Prime Minister: Well, we're working on that right now, and I can't go into too much detail because I don't want to put anyone who is the subject of what we're doing there in any position of risk or danger. This is not the first time we've done that. When I was Immigration Minister, we were involved in a very similar role with interpreters and others who were assisting us many years ago. And so this is a programme we know well, we've done it before and we will work through this steadily. And our form and our record is being able to use our special humanitarian visa processes to do the right thing. 

Liam Bartlett: You’d agree, wouldn’t you, that if they were good enough to work aside Aussie Diggers in battle, they’re automatically good enough to live here, aren’t they?
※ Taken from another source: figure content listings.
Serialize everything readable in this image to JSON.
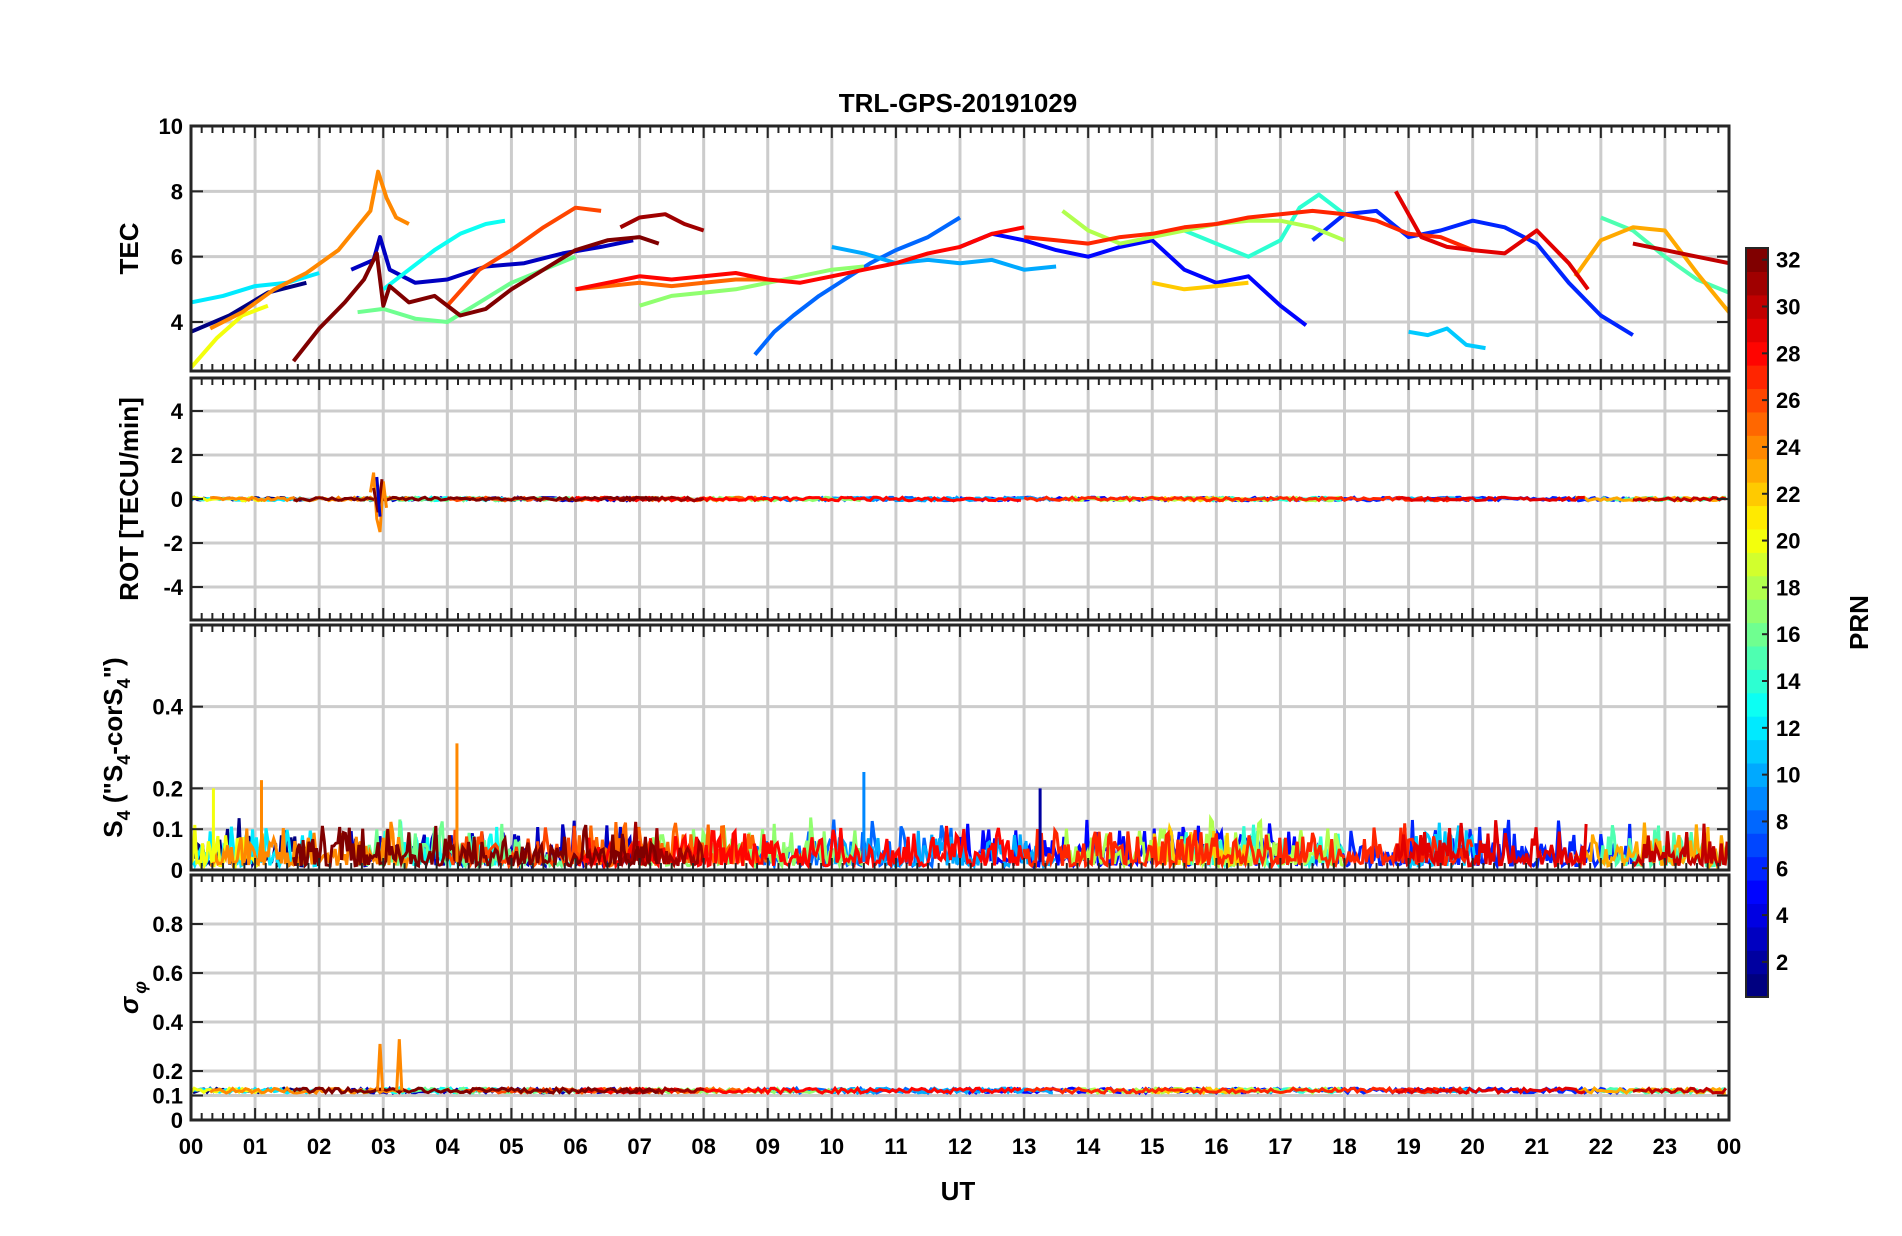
{
  "chart_data": {
    "title": "TRL-GPS-20191029",
    "type": "line",
    "xlabel": "UT",
    "x_range_hours": [
      0,
      24
    ],
    "x_tick_labels": [
      "00",
      "01",
      "02",
      "03",
      "04",
      "05",
      "06",
      "07",
      "08",
      "09",
      "10",
      "11",
      "12",
      "13",
      "14",
      "15",
      "16",
      "17",
      "18",
      "19",
      "20",
      "21",
      "22",
      "23",
      "00"
    ],
    "grid": true,
    "colorbar": {
      "label": "PRN",
      "range": [
        1,
        32
      ],
      "colormap": "jet",
      "tick_labels": [
        "2",
        "4",
        "6",
        "8",
        "10",
        "12",
        "14",
        "16",
        "18",
        "20",
        "22",
        "24",
        "26",
        "28",
        "30",
        "32"
      ]
    },
    "panels": [
      {
        "ylabel": "TEC",
        "ylim": [
          2.5,
          10
        ],
        "y_tick_labels": [
          "4",
          "6",
          "8",
          "10"
        ],
        "y_ticks": [
          4,
          6,
          8,
          10
        ],
        "series": [
          {
            "prn": 1,
            "x": [
              0.0,
              0.6,
              1.2,
              1.8
            ],
            "y": [
              3.7,
              4.2,
              4.9,
              5.2
            ]
          },
          {
            "prn": 3,
            "x": [
              2.5,
              2.85,
              2.95,
              3.1,
              3.5,
              4.0,
              4.6,
              5.2,
              5.8,
              6.4,
              6.9
            ],
            "y": [
              5.6,
              5.9,
              6.6,
              5.6,
              5.2,
              5.3,
              5.7,
              5.8,
              6.1,
              6.3,
              6.5
            ]
          },
          {
            "prn": 5,
            "x": [
              12.0,
              12.5,
              13.0,
              13.5,
              14.0,
              14.5,
              15.0,
              15.5,
              16.0,
              16.5,
              17.0,
              17.4
            ],
            "y": [
              6.3,
              6.7,
              6.5,
              6.2,
              6.0,
              6.3,
              6.5,
              5.6,
              5.2,
              5.4,
              4.5,
              3.9
            ]
          },
          {
            "prn": 6,
            "x": [
              17.5,
              18.0,
              18.5,
              19.0,
              19.5,
              20.0,
              20.5,
              21.0,
              21.5,
              22.0,
              22.5
            ],
            "y": [
              6.5,
              7.3,
              7.4,
              6.6,
              6.8,
              7.1,
              6.9,
              6.4,
              5.2,
              4.2,
              3.6
            ]
          },
          {
            "prn": 8,
            "x": [
              8.8,
              9.1,
              9.4,
              9.8,
              10.2,
              10.6,
              11.0,
              11.5,
              12.0
            ],
            "y": [
              3.0,
              3.7,
              4.2,
              4.8,
              5.3,
              5.8,
              6.2,
              6.6,
              7.2
            ]
          },
          {
            "prn": 10,
            "x": [
              10.0,
              10.5,
              11.0,
              11.5,
              12.0,
              12.5,
              13.0,
              13.5
            ],
            "y": [
              6.3,
              6.1,
              5.8,
              5.9,
              5.8,
              5.9,
              5.6,
              5.7
            ]
          },
          {
            "prn": 11,
            "x": [
              19.0,
              19.3,
              19.6,
              19.9,
              20.2
            ],
            "y": [
              3.7,
              3.6,
              3.8,
              3.3,
              3.2
            ]
          },
          {
            "prn": 12,
            "x": [
              0.0,
              0.5,
              1.0,
              1.5,
              2.0
            ],
            "y": [
              4.6,
              4.8,
              5.1,
              5.2,
              5.5
            ]
          },
          {
            "prn": 13,
            "x": [
              3.0,
              3.4,
              3.8,
              4.2,
              4.6,
              4.9
            ],
            "y": [
              5.0,
              5.6,
              6.2,
              6.7,
              7.0,
              7.1
            ]
          },
          {
            "prn": 14,
            "x": [
              15.5,
              16.0,
              16.5,
              17.0,
              17.3,
              17.6,
              18.0
            ],
            "y": [
              6.8,
              6.4,
              6.0,
              6.5,
              7.5,
              7.9,
              7.3
            ]
          },
          {
            "prn": 15,
            "x": [
              22.0,
              22.5,
              23.0,
              23.5,
              24.0
            ],
            "y": [
              7.2,
              6.8,
              6.0,
              5.3,
              4.9
            ]
          },
          {
            "prn": 16,
            "x": [
              2.6,
              3.0,
              3.5,
              4.0,
              4.5,
              5.0,
              5.5,
              6.0
            ],
            "y": [
              4.3,
              4.4,
              4.1,
              4.0,
              4.6,
              5.2,
              5.6,
              6.0
            ]
          },
          {
            "prn": 17,
            "x": [
              7.0,
              7.5,
              8.0,
              8.5,
              9.0,
              9.5,
              10.0,
              10.5
            ],
            "y": [
              4.5,
              4.8,
              4.9,
              5.0,
              5.2,
              5.4,
              5.6,
              5.7
            ]
          },
          {
            "prn": 18,
            "x": [
              13.6,
              14.0,
              14.5,
              15.0,
              15.5,
              16.0,
              16.5,
              17.0,
              17.5,
              18.0
            ],
            "y": [
              7.4,
              6.8,
              6.4,
              6.6,
              6.8,
              7.0,
              7.1,
              7.1,
              6.9,
              6.5
            ]
          },
          {
            "prn": 20,
            "x": [
              0.0,
              0.4,
              0.8,
              1.2
            ],
            "y": [
              2.6,
              3.5,
              4.2,
              4.5
            ]
          },
          {
            "prn": 22,
            "x": [
              15.0,
              15.5,
              16.0,
              16.5
            ],
            "y": [
              5.2,
              5.0,
              5.1,
              5.2
            ]
          },
          {
            "prn": 23,
            "x": [
              21.6,
              22.0,
              22.5,
              23.0,
              23.5,
              24.0
            ],
            "y": [
              5.4,
              6.5,
              6.9,
              6.8,
              5.5,
              4.3
            ]
          },
          {
            "prn": 24,
            "x": [
              0.3,
              0.8,
              1.3,
              1.8,
              2.3,
              2.8,
              2.92,
              3.05,
              3.2,
              3.4
            ],
            "y": [
              3.8,
              4.3,
              5.0,
              5.5,
              6.2,
              7.4,
              8.6,
              7.8,
              7.2,
              7.0
            ]
          },
          {
            "prn": 25,
            "x": [
              6.0,
              6.5,
              7.0,
              7.5,
              8.0,
              8.5,
              9.0
            ],
            "y": [
              5.0,
              5.1,
              5.2,
              5.1,
              5.2,
              5.3,
              5.3
            ]
          },
          {
            "prn": 26,
            "x": [
              4.0,
              4.5,
              5.0,
              5.5,
              6.0,
              6.4
            ],
            "y": [
              4.5,
              5.6,
              6.2,
              6.9,
              7.5,
              7.4
            ]
          },
          {
            "prn": 27,
            "x": [
              13.0,
              13.5,
              14.0,
              14.5,
              15.0,
              15.5,
              16.0,
              16.5,
              17.0,
              17.5,
              18.0,
              18.5,
              19.0,
              19.5,
              20.0
            ],
            "y": [
              6.6,
              6.5,
              6.4,
              6.6,
              6.7,
              6.9,
              7.0,
              7.2,
              7.3,
              7.4,
              7.3,
              7.1,
              6.7,
              6.6,
              6.2
            ]
          },
          {
            "prn": 28,
            "x": [
              6.0,
              6.5,
              7.0,
              7.5,
              8.0,
              8.5,
              9.0,
              9.5,
              10.0,
              10.5,
              11.0,
              11.5,
              12.0,
              12.5,
              13.0
            ],
            "y": [
              5.0,
              5.2,
              5.4,
              5.3,
              5.4,
              5.5,
              5.3,
              5.2,
              5.4,
              5.6,
              5.8,
              6.1,
              6.3,
              6.7,
              6.9
            ]
          },
          {
            "prn": 29,
            "x": [
              18.8,
              19.2,
              19.6,
              20.0,
              20.5,
              21.0,
              21.5,
              21.8
            ],
            "y": [
              8.0,
              6.6,
              6.3,
              6.2,
              6.1,
              6.8,
              5.8,
              5.0
            ]
          },
          {
            "prn": 30,
            "x": [
              22.5,
              23.0,
              23.5,
              24.0
            ],
            "y": [
              6.4,
              6.2,
              6.0,
              5.8
            ]
          },
          {
            "prn": 31,
            "x": [
              6.7,
              7.0,
              7.4,
              7.7,
              8.0
            ],
            "y": [
              6.9,
              7.2,
              7.3,
              7.0,
              6.8
            ]
          },
          {
            "prn": 32,
            "x": [
              1.6,
              2.0,
              2.4,
              2.7,
              2.9,
              3.0,
              3.1,
              3.4,
              3.8,
              4.2,
              4.6,
              5.0,
              5.5,
              6.0,
              6.5,
              7.0,
              7.3
            ],
            "y": [
              2.8,
              3.8,
              4.6,
              5.3,
              6.1,
              4.5,
              5.1,
              4.6,
              4.8,
              4.2,
              4.4,
              5.0,
              5.6,
              6.2,
              6.5,
              6.6,
              6.4
            ]
          }
        ]
      },
      {
        "ylabel": "ROT [TECU/min]",
        "ylim": [
          -5.5,
          5.5
        ],
        "y_tick_labels": [
          "-4",
          "-2",
          "0",
          "2",
          "4"
        ],
        "y_ticks": [
          -4,
          -2,
          0,
          2,
          4
        ],
        "baseline": 0.0,
        "noise_amplitude": 0.08,
        "spikes": [
          {
            "prn": 24,
            "x": [
              2.8,
              2.85,
              2.9,
              2.95,
              3.0,
              3.05
            ],
            "y": [
              0.3,
              1.2,
              -0.9,
              -1.5,
              0.8,
              -0.4
            ]
          },
          {
            "prn": 32,
            "x": [
              2.85,
              2.92,
              2.98
            ],
            "y": [
              0.5,
              -0.6,
              0.9
            ]
          },
          {
            "prn": 3,
            "x": [
              2.9,
              2.95
            ],
            "y": [
              1.0,
              -0.8
            ]
          }
        ]
      },
      {
        "ylabel": "S4 (\"S4-corS4\")",
        "ylabel_main": "S",
        "ylabel_sub1": "4",
        "ylabel_mid": " (\"S",
        "ylabel_sub2": "4",
        "ylabel_mid2": "-corS",
        "ylabel_sub3": "4",
        "ylabel_end": "\")",
        "ylim": [
          0,
          0.6
        ],
        "y_tick_labels": [
          "0",
          "0.1",
          "0.2",
          "0.4"
        ],
        "y_ticks": [
          0,
          0.1,
          0.2,
          0.4
        ],
        "typical_range": [
          0.01,
          0.12
        ],
        "spikes": [
          {
            "prn": 24,
            "x": 4.15,
            "y": 0.31
          },
          {
            "prn": 9,
            "x": 10.5,
            "y": 0.24
          },
          {
            "prn": 2,
            "x": 13.25,
            "y": 0.2
          },
          {
            "prn": 24,
            "x": 1.1,
            "y": 0.22
          },
          {
            "prn": 20,
            "x": 0.35,
            "y": 0.2
          }
        ]
      },
      {
        "ylabel": "σφ",
        "ylabel_main": "σ",
        "ylabel_sub1": "φ",
        "ylim": [
          0,
          1.0
        ],
        "y_tick_labels": [
          "0",
          "0.1",
          "0.2",
          "0.4",
          "0.6",
          "0.8"
        ],
        "y_ticks": [
          0,
          0.1,
          0.2,
          0.4,
          0.6,
          0.8
        ],
        "baseline": 0.12,
        "spikes": [
          {
            "prn": 24,
            "x": 2.95,
            "y": 0.31
          },
          {
            "prn": 24,
            "x": 3.25,
            "y": 0.33
          }
        ]
      }
    ]
  }
}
Prime Minister: Well, what I just said was we've been faced with this exact same situation before and we've answered that question positively. That's our form, that's our record. That's what we've done. And we will act consistently with what we've done in the past. In fact, what I personally did on a very similar set of cases many years ago, we know what we need to do here and we're getting it done. 

Liam Bartlett: And time is of the essence, isn’t it?

Prime Minister: Always is.

Liam Bartlett: Prime Minister, thank you very much for your time this morning.

Prime Minister: Thanks a lot, Liam. All the best.